En termes pratiques, cependant, je pense que le plan comprenait alors des barres de fruits et de céréales et des rapports de poids hebdomadaires. Et dès que nous nous sommes tous dit au revoir, et qu'ils étaient montés à bord de l'avion pour l'Angleterre et moi pour l'Allemagne, je me sentais indiciblement épuisé: Assis sous les lumières fluorescentes de l'aéroport de Francfort, à demi rempli de sandwich et Apple et je me demandais où j'ai jamais trouvé la force de skier autant d'heures dans une journée, où aujourd'hui je me sens juste snob et nauséeux et vaguement headachy … J'avais perdu un peu de poids ce matin, et quand je voulais manger seulement une pomme pour le petit déjeuner S. a répété sa déclaration qu'elle ne voulait pas que je meure, que cette première journée sans ski était le début de mon test de volonté et de détermination.

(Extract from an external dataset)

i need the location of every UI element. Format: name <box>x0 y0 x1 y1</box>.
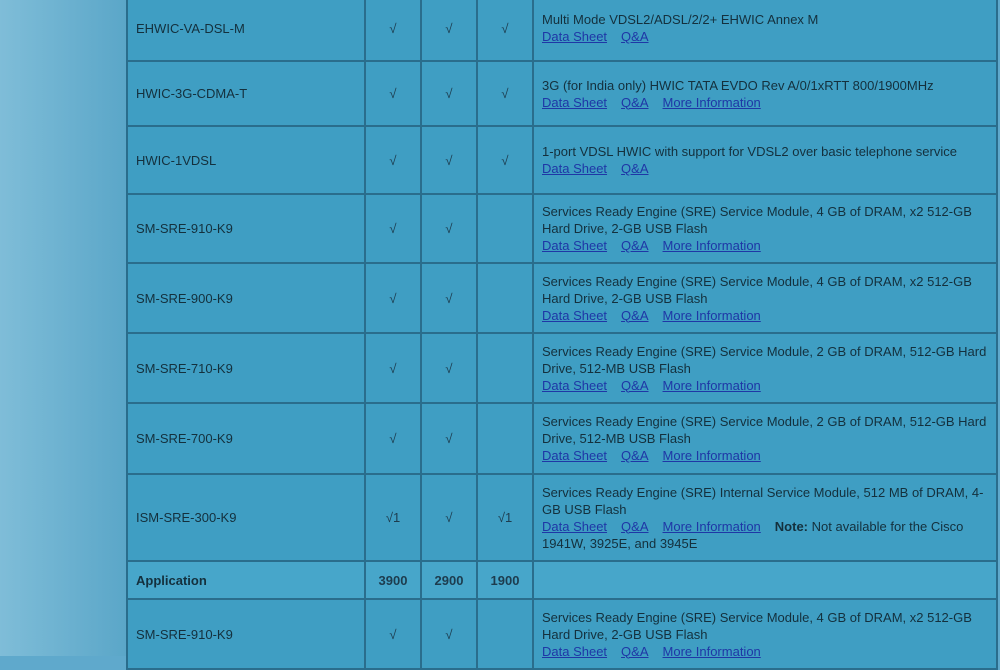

Craignant, reconnaissant sa raison, j'ai mangé le bol standard de muesli (22.02.03).

C'était drôle comment l'habituel et l'inconcevable pouvaient changer de place si rapidement: une semaine auparavant, l'idée d'appeler un bol de muesli du matin, même en discutant de sa difficulté, aurait été impensable; et maintenant, dès que le ski fut terminé, cette normalité fut immédiatement précaire.

J'ai réussi à prendre du poids en Allemagne – c'était la seule tentative de récupération vraiment concertée avant celle qui a finalement vraiment marché; mais alors je suis allé en Suisse pour l'été, et ai eu un temps misérable là, et suis retombé dans tous les vieux modèles. C'était presque comme si toutes ces larmes et toute cette terreur n'avaient jamais existé. Encore une fois, l'insupportable et l'insignifiant se fondent souvent les uns dans les autres comme différentes nuances de gris.

Mon anniversaire, au milieu de tout cela, était une affaire sombre, d'autant plus que ses principaux ingrédients étaient si parfaits: ski et neige et nourriture et champagne et le sentiment que je devais être heureux, le souhait que j'étais. Mais la capacité seulement de conjurer les larmes avec de petits sourires. Pour combattre la nausée à la vue des parents aimants … (20.02.03). Pas beaucoup d'un vingt et unième: j'étais beaucoup plus enfant que grandi jusqu'à toutes les années jusqu'à ma vingt-septième, vraiment.

Demain, je terminerai en parlant des vacances de l'année suivante (2004), et de la façon dont les différentes difficultés contrastent si nettement avec la situation de cette année.